Of course, Trump’s feelings about someone can turn at any moment. It appears that the tech bosses are in his good books for now, but who knows what 2026 will bring.
This was the year that AI-generated content broke into the mainstream, and most troublingly, started to look very realistic. Google, OpenAI and Meta all released new generative AI tools, allowing users to turn a brief prompt – such as, say, a video of Steve Irwin rapping about crocodiles – into an astoundingly impressive video in just a few seconds, or minutes.
Meta and OpenAI created standalone apps, Vibes and Sora, respectively, for AI-generated content, but these videos have started to flood Instagram and TikTok. This type of AI content has been dubbed “slop” – at times entertaining, but also concerning as more people become distrustful of what they see online.
A protester in Kathmandu, Nepal.PRABIN RANABHAT/AFP/Getty Images
From Nepal to Peru, and Indonesia to Madagascar, a wave of Gen Z protests surged across continents in 2025. Although the catalysts vary – water and electricity shortages, high unemployment and wealth disparity – the overall message is largely the same rallying cry. They want a systemic overhaul.
Around the world, the movements shared a playbook that draws on the power of the social-media ecosystem – the native terrain of a deeply online generation. Discord and Reddit were hubs for organizing; TikTok and Instagram for breaking down complex issues and broadcasting protests; X for sharing on-the-ground, minute-by-minute intel. A shared language of memes, hashtags and irreverent references to pop culture has morphed into symbols of resistance.
Now that they’ve toppled governments, the question becomes how these movements will evolve in 2026.
Earlier this month Australia became the first country in the world to bar anyone under 16 from using social media, a drastic response to concerns over the potential harmful mental health effects on young people. The law has been divisive: parenting groups have praised the ban, while privacy experts, free speech advocates and, unsurprisingly, tech companies have criticized it. Following Australia’s lead, Denmark and Malaysia have announced plans to introduce age limits for social media.

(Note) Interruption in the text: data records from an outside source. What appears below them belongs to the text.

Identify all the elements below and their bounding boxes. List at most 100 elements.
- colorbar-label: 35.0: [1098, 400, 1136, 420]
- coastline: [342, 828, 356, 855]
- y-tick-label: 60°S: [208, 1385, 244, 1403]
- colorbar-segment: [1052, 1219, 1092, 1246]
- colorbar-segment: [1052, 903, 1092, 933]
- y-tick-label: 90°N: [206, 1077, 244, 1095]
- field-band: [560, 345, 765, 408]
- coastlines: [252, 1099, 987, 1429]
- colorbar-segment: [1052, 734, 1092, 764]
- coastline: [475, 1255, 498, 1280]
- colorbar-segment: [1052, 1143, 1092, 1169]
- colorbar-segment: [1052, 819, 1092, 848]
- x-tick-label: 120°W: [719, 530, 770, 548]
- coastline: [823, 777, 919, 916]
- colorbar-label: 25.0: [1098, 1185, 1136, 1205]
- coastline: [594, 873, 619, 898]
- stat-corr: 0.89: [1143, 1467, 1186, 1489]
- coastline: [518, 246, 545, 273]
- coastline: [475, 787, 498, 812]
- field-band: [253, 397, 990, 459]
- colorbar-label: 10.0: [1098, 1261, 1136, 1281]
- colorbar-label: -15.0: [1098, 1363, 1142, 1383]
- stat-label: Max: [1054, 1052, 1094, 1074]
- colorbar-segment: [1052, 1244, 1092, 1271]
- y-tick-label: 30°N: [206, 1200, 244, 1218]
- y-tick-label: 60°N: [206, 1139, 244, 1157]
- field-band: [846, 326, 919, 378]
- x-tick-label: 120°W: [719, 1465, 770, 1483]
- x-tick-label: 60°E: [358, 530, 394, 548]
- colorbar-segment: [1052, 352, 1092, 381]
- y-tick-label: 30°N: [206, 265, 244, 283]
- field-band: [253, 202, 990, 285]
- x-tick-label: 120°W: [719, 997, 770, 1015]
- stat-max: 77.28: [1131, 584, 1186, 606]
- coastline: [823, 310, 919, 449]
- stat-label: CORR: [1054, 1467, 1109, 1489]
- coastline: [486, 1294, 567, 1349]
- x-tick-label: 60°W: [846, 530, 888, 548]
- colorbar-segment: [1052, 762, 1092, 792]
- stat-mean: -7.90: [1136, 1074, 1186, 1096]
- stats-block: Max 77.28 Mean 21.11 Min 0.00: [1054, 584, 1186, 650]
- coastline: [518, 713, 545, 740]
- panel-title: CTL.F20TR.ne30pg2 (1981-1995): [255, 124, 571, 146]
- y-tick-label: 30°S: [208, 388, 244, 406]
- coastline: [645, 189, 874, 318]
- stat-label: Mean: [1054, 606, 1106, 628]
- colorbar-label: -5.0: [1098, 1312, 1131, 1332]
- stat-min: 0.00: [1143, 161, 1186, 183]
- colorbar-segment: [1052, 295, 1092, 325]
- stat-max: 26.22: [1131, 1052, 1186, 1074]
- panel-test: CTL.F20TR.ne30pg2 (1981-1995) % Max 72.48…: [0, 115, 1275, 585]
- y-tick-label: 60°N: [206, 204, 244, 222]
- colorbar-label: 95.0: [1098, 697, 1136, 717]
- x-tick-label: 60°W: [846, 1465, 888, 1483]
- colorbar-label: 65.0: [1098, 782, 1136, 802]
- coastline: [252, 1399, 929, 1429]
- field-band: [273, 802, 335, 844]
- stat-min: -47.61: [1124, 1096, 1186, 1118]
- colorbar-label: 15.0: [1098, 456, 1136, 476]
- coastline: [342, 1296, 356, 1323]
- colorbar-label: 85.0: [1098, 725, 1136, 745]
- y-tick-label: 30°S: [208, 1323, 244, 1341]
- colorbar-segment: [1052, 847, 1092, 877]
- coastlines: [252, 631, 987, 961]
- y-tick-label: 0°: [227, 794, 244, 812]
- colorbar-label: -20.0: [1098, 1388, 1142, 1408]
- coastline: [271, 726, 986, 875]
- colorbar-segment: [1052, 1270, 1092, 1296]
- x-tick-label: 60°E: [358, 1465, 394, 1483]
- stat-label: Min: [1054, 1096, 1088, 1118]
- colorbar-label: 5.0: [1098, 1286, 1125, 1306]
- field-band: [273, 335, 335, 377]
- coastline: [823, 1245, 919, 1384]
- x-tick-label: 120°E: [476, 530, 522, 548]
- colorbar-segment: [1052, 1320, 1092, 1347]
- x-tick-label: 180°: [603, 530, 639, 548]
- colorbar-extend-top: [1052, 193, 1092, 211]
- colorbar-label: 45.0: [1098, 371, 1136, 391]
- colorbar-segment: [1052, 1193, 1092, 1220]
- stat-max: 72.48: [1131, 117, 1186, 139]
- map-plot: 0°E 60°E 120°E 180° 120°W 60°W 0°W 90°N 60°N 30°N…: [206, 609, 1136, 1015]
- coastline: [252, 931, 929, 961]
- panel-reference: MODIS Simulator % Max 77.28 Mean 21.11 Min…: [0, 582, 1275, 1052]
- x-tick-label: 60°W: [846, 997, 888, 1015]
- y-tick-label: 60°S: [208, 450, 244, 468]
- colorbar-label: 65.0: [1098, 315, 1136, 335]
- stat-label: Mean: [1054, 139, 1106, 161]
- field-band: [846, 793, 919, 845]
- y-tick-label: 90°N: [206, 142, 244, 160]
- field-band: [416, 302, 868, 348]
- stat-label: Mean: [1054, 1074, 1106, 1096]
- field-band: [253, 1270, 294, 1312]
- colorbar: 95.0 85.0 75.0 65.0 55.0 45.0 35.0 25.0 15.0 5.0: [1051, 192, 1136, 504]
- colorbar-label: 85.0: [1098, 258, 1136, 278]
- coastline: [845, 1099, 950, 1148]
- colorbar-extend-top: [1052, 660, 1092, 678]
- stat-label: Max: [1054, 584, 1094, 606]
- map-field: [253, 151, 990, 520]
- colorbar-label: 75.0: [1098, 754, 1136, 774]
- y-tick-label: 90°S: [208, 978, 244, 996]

Elsewhere, age-gating the internet is gaining steam. Britain’s Online Safety Act took effect this year, which puts age verification requirements on any content deemed “harmful” to minors on platforms such as YouTube, Reddit, X and pornography websites. The platforms have implemented age-gating measures, such as facial age estimation, checking a person’s age via their credit card provider and photo ID matching. However, British teens have already found workarounds for these barriers, including uploading AI-generated images of their own faces or photos of video game characters.
Here in Canada, the government is also mulling age verification. The proposed Bill S-209, which is making its way through the Senate, would restrict young peoples’ access to online pornography and require providers to implement age verification tools.